The former chairman of Russia’s Central Bank, Sergei Dubinin, has denied allegations that loans provided by the IMF were embezzled or wasted. Last week, Russia’s prosecutor general opened a criminal investigation into the allegations. Yesterday, Russia’s chief state auditor, Venyamin Sokolov, told the BBC that he had proof that billions of dollars of IMF loans were either misused or stolen. “We have checked a fair proportion of the loans and I’m ashamed to say that several billion dollars were not used for their intended purpose and some of it was simply stolen,” he claimed. Sokolov urged the West not to lend Russia more money until better supervisory measures are in place (BBC, Reuters, September 19 and 20).

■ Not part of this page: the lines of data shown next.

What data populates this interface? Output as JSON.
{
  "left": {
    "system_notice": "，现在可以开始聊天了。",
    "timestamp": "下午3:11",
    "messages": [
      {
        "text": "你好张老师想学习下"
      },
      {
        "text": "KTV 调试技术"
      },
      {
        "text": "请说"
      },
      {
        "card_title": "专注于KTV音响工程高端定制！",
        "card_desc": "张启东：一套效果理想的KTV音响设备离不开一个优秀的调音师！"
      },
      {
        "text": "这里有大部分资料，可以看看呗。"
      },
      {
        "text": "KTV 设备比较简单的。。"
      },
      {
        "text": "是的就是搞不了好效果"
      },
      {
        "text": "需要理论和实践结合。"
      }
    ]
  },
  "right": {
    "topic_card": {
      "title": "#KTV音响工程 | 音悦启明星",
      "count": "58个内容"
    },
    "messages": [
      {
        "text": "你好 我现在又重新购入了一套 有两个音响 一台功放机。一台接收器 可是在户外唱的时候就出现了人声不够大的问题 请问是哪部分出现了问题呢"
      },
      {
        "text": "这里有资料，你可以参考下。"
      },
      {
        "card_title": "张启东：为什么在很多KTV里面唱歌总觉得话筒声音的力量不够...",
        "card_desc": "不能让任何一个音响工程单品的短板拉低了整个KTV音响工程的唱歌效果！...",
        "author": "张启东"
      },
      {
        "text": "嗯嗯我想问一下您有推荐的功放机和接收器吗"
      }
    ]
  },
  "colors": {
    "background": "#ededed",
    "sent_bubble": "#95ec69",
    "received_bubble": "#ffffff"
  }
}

Sokolov’s allegations grabbed headlines at a moment when the IMF is considering whether to disburse the latest US$4.5 billion tranche of its previously agreed loan to Russia. The allegations are not new. Sokolov has made them several times before, but they provide an example of the “inflation of crime statistics” described in a paper delivered to a conference on economic crime held in Cambridge, England, last weekend. Johan Baeckman, a research fellow of the National Research Institute of Legal Policy within Finland’s Justice Ministry, told the conference that, on the basis of extensive interviews with Russian and Western officials and business people, he had concluded that statistics about economic crime in Russia are often inflated. Baeckman said he would not deny that corruption exists in Russia and is a serious problem. He said, however, that its threat is often exaggerated for political purposes: both by those who are opposed to market reforms, and by the security forces in their search for increased funding. He said also that the task of those who oppose market reforms is facilitated by the existence in Russian society of strong traditional antipathy to entrepreneurial activity and the profit motive. Baeckman said that there was a strong danger of human rights violations arising from the efforts of the Russian police to crack down on economic crime. A Monitor correspondent attended the conference.